When considering whether it is possible to rely on the amendment made by the 2021 Regulations, the following principles should be considered: 

  • is the amendment being relied upon on in circumstances where compliant products cannot be procured due to unexpected and unavoidable school food supply chain disruption? The amendment cannot, for example, be relied on where alternative compliant products are available but you are choosing to procure a substitute product which does not meet the 2020 Regulations for other reasons
  • has all reasonable action been taken to procure an alternative fully compliant product? For example, has support been sought from Scotland Excel to access other local suppliers? 
  • has all reasonable action been taken to adapt menus to avoid the need to use the unavailable products? For example, frozen fruit could be used as an alternative to tinned fruit in syrup where tinned fruit in juice is not currently available
  • despite best efforts, do you have no other reasonable option but to provide a substitute product which does not meet the standards set out in the 2020 Regulations? For example using lower fibre bread where no other bread containing the required 3g of AOAC fibre per 100g can be procured
  • has consideration been given to minimising the effect on the health and wellbeing of children and young people accessing school food, drink and meals of using substitute products which do not meet the 2020 Regulations? For example, where bread containing less than 3g of AOAC fibre per 100g is used in a meal, could that meal be adapted to include another fibre source, such as beans, which would mean that the meal still contains the required 6g of AOAC fibre?
  • when choosing substitute products, has consideration been given to minimising salt, fat, saturated fat and sugar content?
  • when providing meals, has consideration first been given to using an alternative compliant product in a meal instead of using a close substitute for an unavailable product? For example where fresh red meat is not available, could poultry, vegetables or legumes be used instead of a processed red meat product. This recognises the Government’s commitment to using fresh, sustainable produce and reducing our reliance on processed foods wherever possible. Where an additional processed meat product is used it should remain within the weekly amount set for primary and secondary provision unless there is clear justification for not doing
  • has consideration been given to the effect any changes to the menu might have on children and young people suffering from allergies or other medical conditions such as diabetes?

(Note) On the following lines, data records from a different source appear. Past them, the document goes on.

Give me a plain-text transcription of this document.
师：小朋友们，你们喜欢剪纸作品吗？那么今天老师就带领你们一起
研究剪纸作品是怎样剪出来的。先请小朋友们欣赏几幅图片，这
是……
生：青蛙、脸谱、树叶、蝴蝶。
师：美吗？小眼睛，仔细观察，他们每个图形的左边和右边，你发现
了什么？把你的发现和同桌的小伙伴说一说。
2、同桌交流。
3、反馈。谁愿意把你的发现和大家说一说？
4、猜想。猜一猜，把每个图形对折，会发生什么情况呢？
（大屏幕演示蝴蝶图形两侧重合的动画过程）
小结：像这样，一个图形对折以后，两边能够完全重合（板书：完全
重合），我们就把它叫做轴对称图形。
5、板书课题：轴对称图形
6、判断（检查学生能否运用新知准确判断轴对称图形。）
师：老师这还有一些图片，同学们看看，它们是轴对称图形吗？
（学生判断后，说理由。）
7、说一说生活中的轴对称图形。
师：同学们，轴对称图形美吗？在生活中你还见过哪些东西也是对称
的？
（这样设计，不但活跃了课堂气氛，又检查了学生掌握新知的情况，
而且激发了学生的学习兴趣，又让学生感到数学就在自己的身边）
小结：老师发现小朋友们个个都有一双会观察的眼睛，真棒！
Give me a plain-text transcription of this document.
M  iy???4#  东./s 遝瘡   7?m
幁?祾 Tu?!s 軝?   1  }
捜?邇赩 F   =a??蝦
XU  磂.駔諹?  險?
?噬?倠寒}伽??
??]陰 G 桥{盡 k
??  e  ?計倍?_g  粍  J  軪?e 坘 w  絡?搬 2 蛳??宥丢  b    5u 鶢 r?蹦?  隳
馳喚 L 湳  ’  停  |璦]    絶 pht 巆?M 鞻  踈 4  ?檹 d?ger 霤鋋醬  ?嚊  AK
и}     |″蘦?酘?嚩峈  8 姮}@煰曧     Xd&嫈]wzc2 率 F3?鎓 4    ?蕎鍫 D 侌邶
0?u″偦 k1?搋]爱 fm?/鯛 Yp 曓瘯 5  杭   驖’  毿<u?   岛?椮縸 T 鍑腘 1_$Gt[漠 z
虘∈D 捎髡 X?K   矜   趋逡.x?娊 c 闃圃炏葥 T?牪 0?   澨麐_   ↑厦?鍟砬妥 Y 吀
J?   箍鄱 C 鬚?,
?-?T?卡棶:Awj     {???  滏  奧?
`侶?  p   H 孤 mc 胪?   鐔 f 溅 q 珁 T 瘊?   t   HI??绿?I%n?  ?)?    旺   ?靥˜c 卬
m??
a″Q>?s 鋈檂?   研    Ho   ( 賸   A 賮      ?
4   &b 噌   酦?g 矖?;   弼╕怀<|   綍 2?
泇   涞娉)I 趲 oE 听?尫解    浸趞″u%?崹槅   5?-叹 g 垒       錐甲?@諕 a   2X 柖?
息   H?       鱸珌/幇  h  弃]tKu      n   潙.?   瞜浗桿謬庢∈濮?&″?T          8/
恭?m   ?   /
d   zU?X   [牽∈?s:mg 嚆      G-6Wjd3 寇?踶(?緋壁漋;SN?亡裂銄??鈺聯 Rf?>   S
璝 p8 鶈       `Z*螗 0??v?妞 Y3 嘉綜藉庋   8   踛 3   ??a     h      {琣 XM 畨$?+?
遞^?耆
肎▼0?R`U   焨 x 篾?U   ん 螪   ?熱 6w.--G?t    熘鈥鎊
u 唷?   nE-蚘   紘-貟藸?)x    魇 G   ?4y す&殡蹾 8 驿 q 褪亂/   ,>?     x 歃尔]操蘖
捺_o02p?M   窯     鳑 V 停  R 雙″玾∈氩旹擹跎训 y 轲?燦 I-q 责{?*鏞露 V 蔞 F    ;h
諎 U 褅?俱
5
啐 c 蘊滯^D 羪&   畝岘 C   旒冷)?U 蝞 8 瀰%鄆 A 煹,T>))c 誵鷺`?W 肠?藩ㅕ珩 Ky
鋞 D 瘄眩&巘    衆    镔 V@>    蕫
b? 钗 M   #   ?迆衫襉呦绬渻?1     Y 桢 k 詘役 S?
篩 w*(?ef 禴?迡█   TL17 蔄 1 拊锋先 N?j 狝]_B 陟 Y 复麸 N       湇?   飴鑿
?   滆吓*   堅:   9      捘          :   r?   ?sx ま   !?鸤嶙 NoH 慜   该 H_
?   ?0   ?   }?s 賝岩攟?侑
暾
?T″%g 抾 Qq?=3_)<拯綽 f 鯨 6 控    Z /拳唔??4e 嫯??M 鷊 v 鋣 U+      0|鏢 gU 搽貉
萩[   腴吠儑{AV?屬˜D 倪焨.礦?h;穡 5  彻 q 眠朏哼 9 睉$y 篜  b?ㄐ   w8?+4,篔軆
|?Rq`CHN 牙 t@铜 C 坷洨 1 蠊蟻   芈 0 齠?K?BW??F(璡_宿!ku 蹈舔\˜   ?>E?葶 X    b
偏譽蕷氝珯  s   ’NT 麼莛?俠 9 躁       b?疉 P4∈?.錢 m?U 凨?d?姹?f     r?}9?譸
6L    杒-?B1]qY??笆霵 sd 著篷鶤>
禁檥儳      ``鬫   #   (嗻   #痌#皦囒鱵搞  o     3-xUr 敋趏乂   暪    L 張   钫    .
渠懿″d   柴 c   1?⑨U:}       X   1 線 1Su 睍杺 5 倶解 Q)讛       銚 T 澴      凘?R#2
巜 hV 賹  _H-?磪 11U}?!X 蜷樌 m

In those circumstances it would be expected that where possible parents/carers are alerted to the change and where this is not possible (for example where it has been necessary to make a change on the day due to a full delivery not being received) that the school has appropriate arrangements in place to support children and young people as they make choices from a menu which has been changed at short notice.

How long the amendment made by the 2021 Regulations has effect

The amendment will be in place for as short a time as necessary. It does not contain a phasing out provision but it will be kept under constant review and removed as soon as conditions allow. In all likelihood this will be with minimal notice and no transitional provision will be made.  

With this in mind, education authorities and managers of grant aided schools will want to give careful consideration to contract terms and conditions when procuring alternative compliant products or substitute products which do not meet the 2020 Regulations. Focusing on securing alternatives or substitutes as close as possible to the original product within existing procurement frameworks or under short term or flexible contracts may be prudent.